元カレは車に乗っているポップコーン男と共に、オンナの元を去っていくのですが、少しすると銃声が聞こえます。

5話 ある部屋にいる親子

母親と娘がいる部屋に、母親から呼ばれた男がやってきます。母親は連絡が取れなくなっている孫を探してほしいと、その男に頼みます。

すると男が、二人別々に話を聞きたいから、まずは娘さんからと提案すると、母親は部屋を出ていきます。

娘は男を誘惑しようとしますが、男は昔話を始めます。娘は、そんなくだらない話しは聞きたくない、と言いますが、実はその話は娘にも関係のある内容です。

途中からそのことに気づく娘。二人の関係が明らかになります。

感想

確信に触れないよう書いてみたつもりですが、以上のあらすじで、カンのいい人は何かがわかったかもしれませんね。

5部構成になっていて、それぞれ時系列はごちゃまぜになっていますが、最後まで観るとすかーっと繋がる作りになっています。そこが見事!

しかもラストシーンで、もう一つ謎が解けるようになっていて、かなりイケてます。邦題タイトル「手遅れの過去」も原題「Too late」も1話ずつ「確かにねぇ」と思えるようになっています。
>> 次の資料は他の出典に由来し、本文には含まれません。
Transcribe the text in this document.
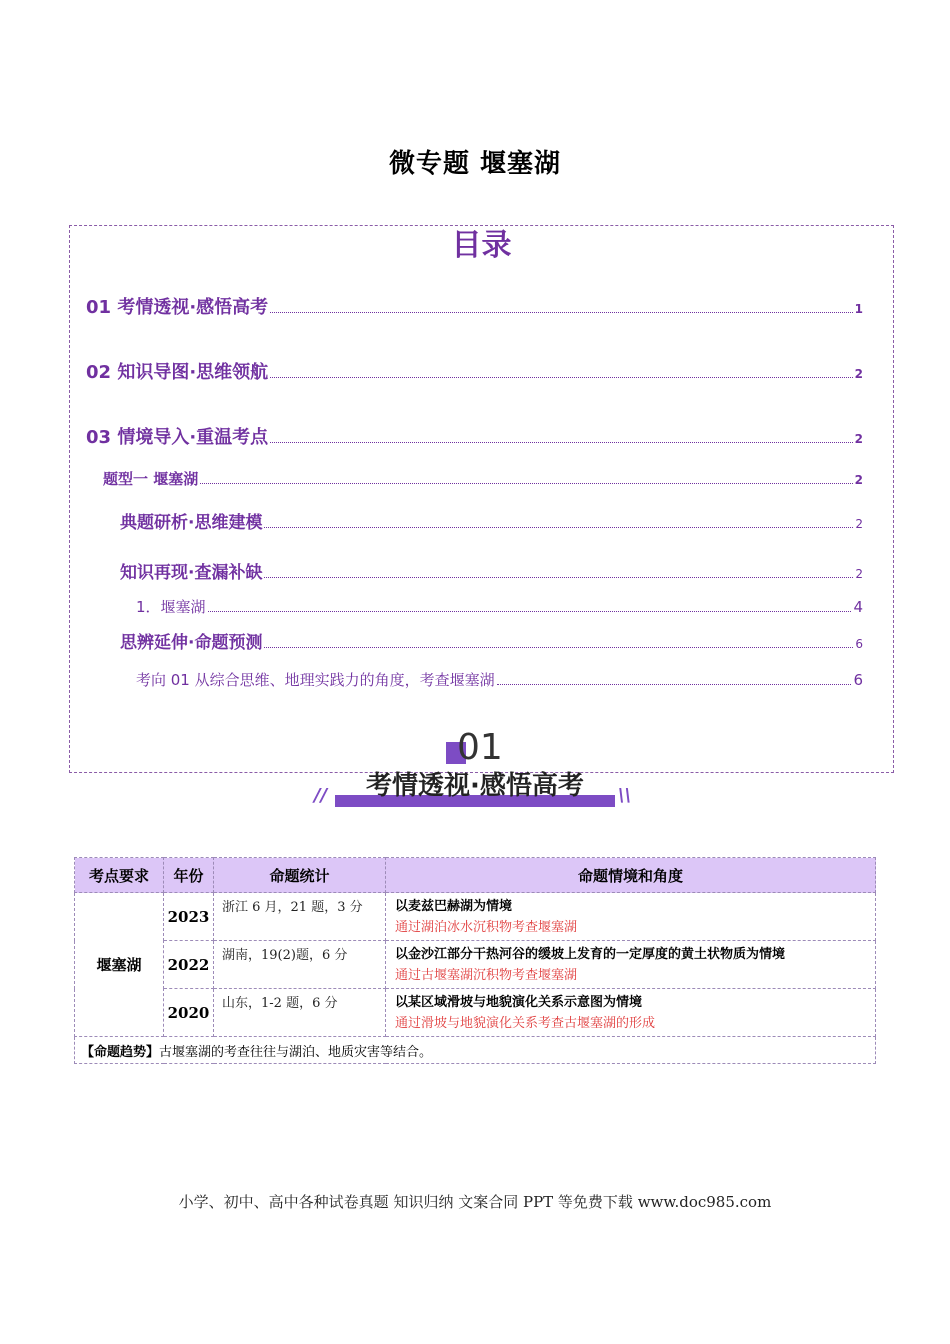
微专题 堰塞湖
目录
01 考情透视·感悟高考	1
02 知识导图·思维领航	2
03 情境导入·重温考点	2
题型一 堰塞湖	2
典题研析·思维建模	2
知识再现·查漏补缺	2
1．堰塞湖	4
思辨延伸·命题预测	6
考向 01 从综合思维、地理实践力的角度，考查堰塞湖	6
01
考情透视·感悟高考
//	\\
考点要求	年份	命题统计	命题情境和角度
堰塞湖	2023	浙江 6 月，21 题，3 分	以麦兹巴赫湖为情境
通过湖泊冰水沉积物考查堰塞湖

	2022	湖南，19(2)题，6 分	以金沙江部分干热河谷的缓坡上发育的一定厚度的黄土状物质为情境
通过古堰塞湖沉积物考查堰塞湖

	2020	山东，1-2 题，6 分	以某区域滑坡与地貌演化关系示意图为情境
通过滑坡与地貌演化关系考查古堰塞湖的形成

【命题趋势】古堰塞湖的考查往往与湖泊、地质灾害等结合。			
小学、初中、高中各种试卷真题 知识归纳 文案合同 PPT 等免费下载 www.doc985.com
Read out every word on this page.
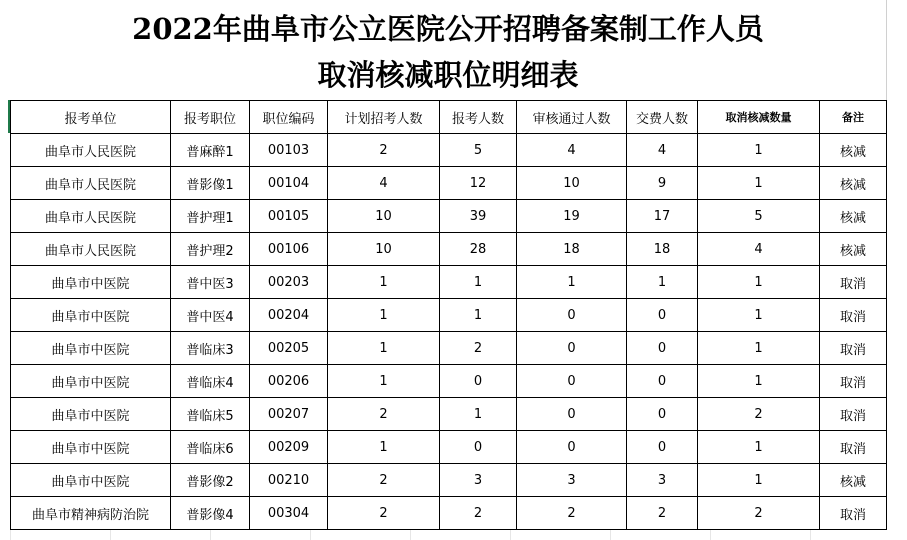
2022年曲阜市公立医院公开招聘备案制工作人员
取消核减职位明细表
报考单位	报考职位	职位编码	计划招考人数	报考人数	审核通过人数	交费人数	取消核减数量	备注
曲阜市人民医院	普麻醉1	00103	2	5	4	4	1	核减
曲阜市人民医院	普影像1	00104	4	12	10	9	1	核减
曲阜市人民医院	普护理1	00105	10	39	19	17	5	核减
曲阜市人民医院	普护理2	00106	10	28	18	18	4	核减
曲阜市中医院	普中医3	00203	1	1	1	1	1	取消
曲阜市中医院	普中医4	00204	1	1	0	0	1	取消
曲阜市中医院	普临床3	00205	1	2	0	0	1	取消
曲阜市中医院	普临床4	00206	1	0	0	0	1	取消
曲阜市中医院	普临床5	00207	2	1	0	0	2	取消
曲阜市中医院	普临床6	00209	1	0	0	0	1	取消
曲阜市中医院	普影像2	00210	2	3	3	3	1	核减
曲阜市精神病防治院	普影像4	00304	2	2	2	2	2	取消
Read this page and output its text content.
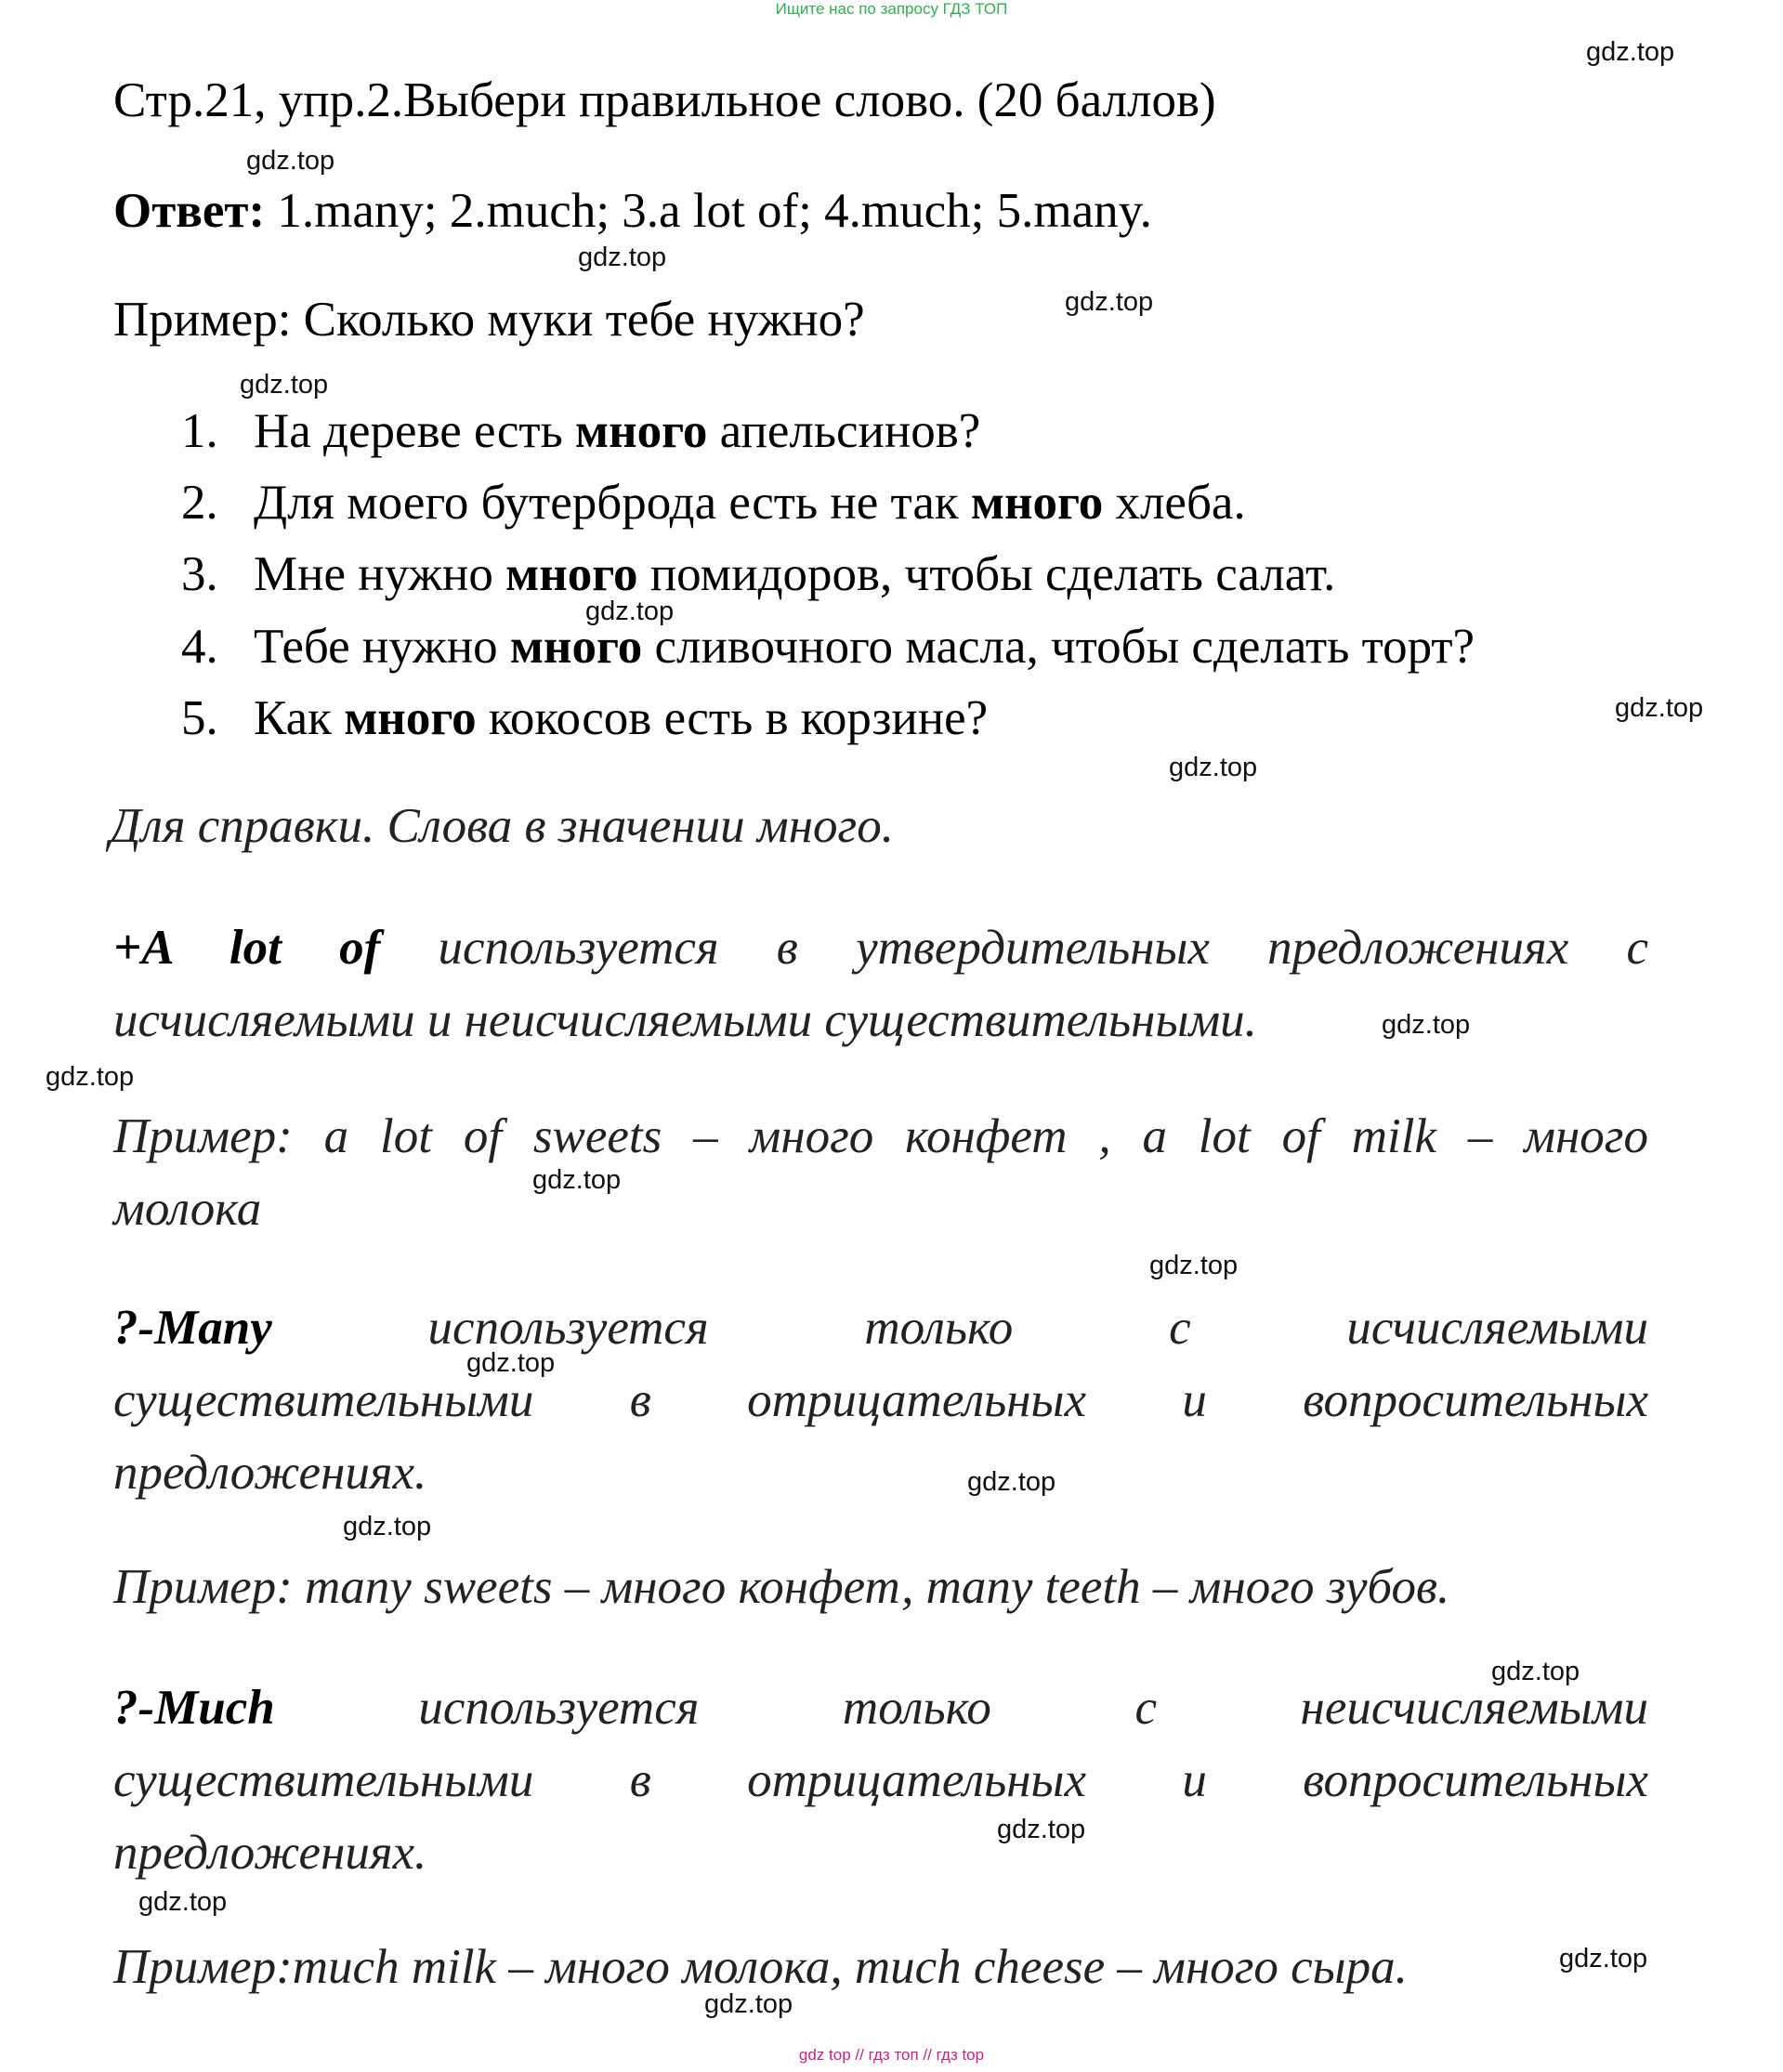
Ищите нас по запросу ГДЗ ТОП
gdz.top
gdz.top
gdz.top
gdz.top
gdz.top
gdz.top
gdz.top
gdz.top
gdz.top
gdz.top
gdz.top
gdz.top
gdz.top
gdz.top
gdz.top
gdz.top
gdz.top
gdz.top
gdz.top
gdz.top
Стр.21, упр.2.Выбери правильное слово. (20 баллов)
Ответ: 1.many; 2.much; 3.a lot of; 4.much; 5.many.
Пример: Сколько муки тебе нужно?
1. На дереве есть много апельсинов?
2. Для моего бутерброда есть не так много хлеба.
3. Мне нужно много помидоров, чтобы сделать салат.
4. Тебе нужно много сливочного масла, чтобы сделать торт?
5. Как много кокосов есть в корзине?
Для справки. Слова в значении много.
+A lot of используется в утвердительных предложениях с
исчисляемыми и неисчисляемыми существительными.
Пример: a lot of sweets – много конфет , a lot of milk – много
молока
?-Many используется только с исчисляемыми
существительными в отрицательных и вопросительных
предложениях.
Пример: many sweets – много конфет, many teeth – много зубов.
?-Much используется только с неисчисляемыми
существительными в отрицательных и вопросительных
предложениях.
Пример:much milk – много молока, much cheese – много сыра.
gdz top // гдз топ // гдз top
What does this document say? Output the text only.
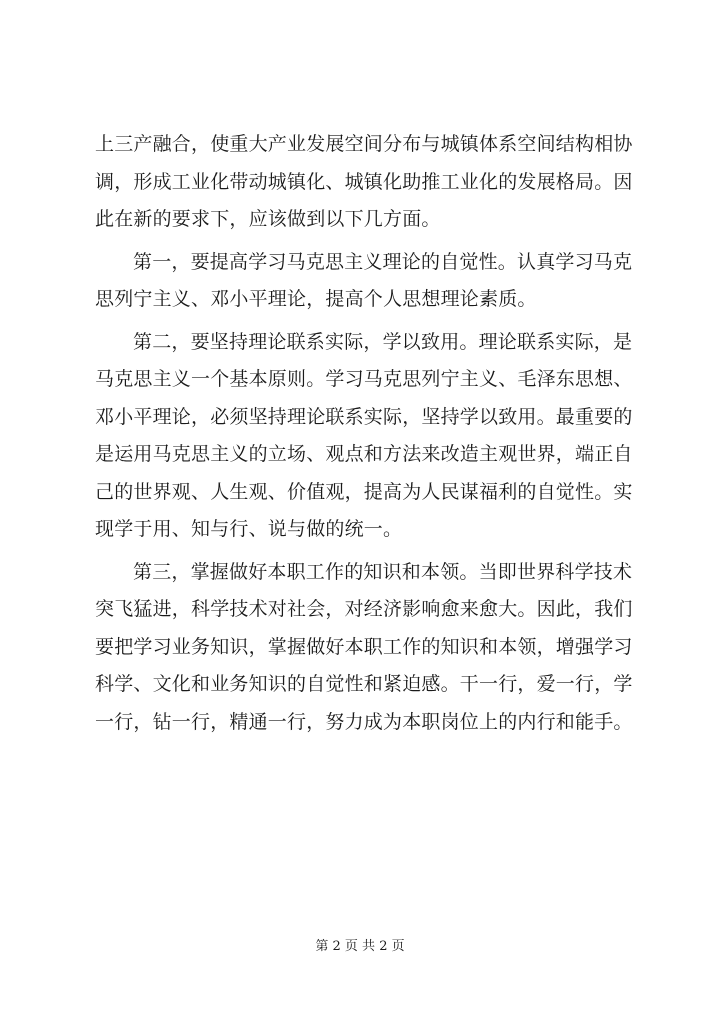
上三产融合，使重大产业发展空间分布与城镇体系空间结构相协
调，形成工业化带动城镇化、城镇化助推工业化的发展格局。因
此在新的要求下，应该做到以下几方面。
第一，要提高学习马克思主义理论的自觉性。认真学习马克
思列宁主义、邓小平理论，提高个人思想理论素质。
第二，要坚持理论联系实际，学以致用。理论联系实际，是
马克思主义一个基本原则。学习马克思列宁主义、毛泽东思想、
邓小平理论，必须坚持理论联系实际，坚持学以致用。最重要的
是运用马克思主义的立场、观点和方法来改造主观世界，端正自
己的世界观、人生观、价值观，提高为人民谋福利的自觉性。实
现学于用、知与行、说与做的统一。
第三，掌握做好本职工作的知识和本领。当即世界科学技术
突飞猛进，科学技术对社会，对经济影响愈来愈大。因此，我们
要把学习业务知识，掌握做好本职工作的知识和本领，增强学习
科学、文化和业务知识的自觉性和紧迫感。干一行，爱一行，学
一行，钻一行，精通一行，努力成为本职岗位上的内行和能手。
第 2 页 共 2 页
これ以上書いちゃうと、どんどんわかってきてしまいそうなので、このへんで止めておこうかな。

派手な演出は一切ないけど、細部にこだわり、時系列や人のつながりを丁寧に描いた作品だと思います。

そうそう、ただひとつよくわからなかったのが、1話の森の中に放置されていたビニールをかぶった男の死体。これは誰だったんだろうなぁ?と、見終わった今も釈然としてないんですよ。

多分、あいつかな?という候補はあるんですけどね。あなたが観たら、どう感じるかしら?